The appellant was a 17-year-old pupil at a voluntary grammar school in Northern Ireland. In November 2020, he accessed the school’s online learning system and sent abusive emails to several teachers. The appellant also impersonated teachers in sending emails to other members of staff.
The school convened a consultative meeting to consider the appellant’s behaviour. He and his parents were self-isolating under COVID-19 regulations and unable to attend. They were advised, by the school, that the meeting would proceed without them. The appellant’s mother then submitted a detailed written submission focusing on alternatives to expulsion.
Although the meeting minutes referred to the mother’s submissions, they did not make any reference to alternatives to expulsion being discussed. The conclusion was that the Principal recommended expulsion to the Board of Governors when they met two days later.
The Board considered the alternative options available. There was discussion about the impact on teaching staff, other pupils and on [the appellant] of each of the available options. The potential impact of [the appellant’s] return to school and how that could be managed, was considered.
As they were still self-isolating, the appellant and his parents could not attend.
The unanimous decision of the Board was that the appellant be expelled. They communicated this to the appellant by letter dated 10 December 2020, which included the statements:
(i) The behaviour warranted expulsion as outlined by the ‘Education Authority Scheme for the Suspension and Expulsion of Pupils’; and
(ii) Under Article 39 of the Education and Libraries (NI) Order 1993 the parents had a right of appeal to an Appeals Panel of the Board of Governors.
Neither statement was correct.
Under the Education and Libraries (Northern Ireland) Order 1986, the obligation was on the voluntary grammar school to create their own scheme. Further, the right of appeal under the 1993 Order is to an appeal tribunal rather than a panel of the Board of Governors.
In January 2021, the Board of Governors heard an appeal per their misinterpretation of the legal position. The appellant’s parents were in attendance. The conclusion was to uphold the decision of the Board of Governors. Again, there was an erroneous reference to the inapplicable Education Authority Scheme.
School Expulsion Appeal Tribunal
At this point, the appellant’s parents sought legal advice and appealed to the School Expulsion Appeal Tribunal (the Tribunal).
In March 2021, the Tribunal concluded that:
- the appeal hearing was capable of dealing with procedural deficiencies
- there was a “difficult history”
- there was no dispute as to the behaviour, rather as to alternative disposals
- the school considered alternatives to expulsion
- the decision was “reasonable and proportionate” in all the circumstances
An application for judicial review was dismissed in October 2021. The appellant appealed to the Court of Appeal.

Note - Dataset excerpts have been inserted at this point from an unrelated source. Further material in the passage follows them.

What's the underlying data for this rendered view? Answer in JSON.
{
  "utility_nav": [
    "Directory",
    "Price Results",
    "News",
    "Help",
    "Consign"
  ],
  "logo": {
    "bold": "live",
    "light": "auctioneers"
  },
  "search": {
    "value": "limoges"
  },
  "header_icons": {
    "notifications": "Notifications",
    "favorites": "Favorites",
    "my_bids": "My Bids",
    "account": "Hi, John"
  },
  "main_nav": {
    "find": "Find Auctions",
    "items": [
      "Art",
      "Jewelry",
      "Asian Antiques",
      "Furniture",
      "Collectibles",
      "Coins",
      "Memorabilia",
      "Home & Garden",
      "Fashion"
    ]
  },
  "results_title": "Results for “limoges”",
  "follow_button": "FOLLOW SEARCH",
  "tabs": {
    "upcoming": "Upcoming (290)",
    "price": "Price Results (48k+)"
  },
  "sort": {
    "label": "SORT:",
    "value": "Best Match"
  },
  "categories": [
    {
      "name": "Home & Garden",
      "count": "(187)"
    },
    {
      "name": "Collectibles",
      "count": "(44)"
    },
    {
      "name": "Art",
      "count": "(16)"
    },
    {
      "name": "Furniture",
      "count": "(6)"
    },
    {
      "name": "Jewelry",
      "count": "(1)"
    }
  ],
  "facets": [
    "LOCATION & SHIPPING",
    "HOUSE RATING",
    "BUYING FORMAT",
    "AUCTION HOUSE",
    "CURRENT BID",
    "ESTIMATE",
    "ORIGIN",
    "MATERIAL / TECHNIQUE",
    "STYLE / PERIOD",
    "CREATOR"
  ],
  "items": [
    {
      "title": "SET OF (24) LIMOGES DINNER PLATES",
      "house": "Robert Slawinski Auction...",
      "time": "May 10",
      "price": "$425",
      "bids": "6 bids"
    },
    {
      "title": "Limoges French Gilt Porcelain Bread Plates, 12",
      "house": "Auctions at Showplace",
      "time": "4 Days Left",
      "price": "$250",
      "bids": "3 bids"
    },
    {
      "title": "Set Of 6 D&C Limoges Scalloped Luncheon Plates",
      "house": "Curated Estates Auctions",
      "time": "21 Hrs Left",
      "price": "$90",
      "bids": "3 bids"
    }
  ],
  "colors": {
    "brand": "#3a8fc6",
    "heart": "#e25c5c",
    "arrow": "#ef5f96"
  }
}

The appeal focused on whether the Tribunal had (a) acted reasonably in concluding that “the school had carried out a careful investigation” before concluding “that there were no other viable options” and (b) applied the correct scheme.
The Court of Appeal held:
Ultimately, the question of the merits of the decision was a matter within the jurisdiction of the Tribunal and there is no ground to impeach that finding.
Mr Justice Humphreys was, however, critical of the Tribunal’s failure to spell out precisely how the school has not complied with the procedural formalities.
The Tribunal’s decision refers to “procedural anomalies” and it is regrettable, … that these were not particularised and addressed in the decision. However, on the evidence before him, [the judge] concluded that the Tribunal applied the correct scheme. …this was a rational decision open to him and we see no basis for an appellate court to intervene.
The appeal was dismissed.
The Court of Appeal has issued guidance to schools and the Tribunal to address the shortcomings identified in this case.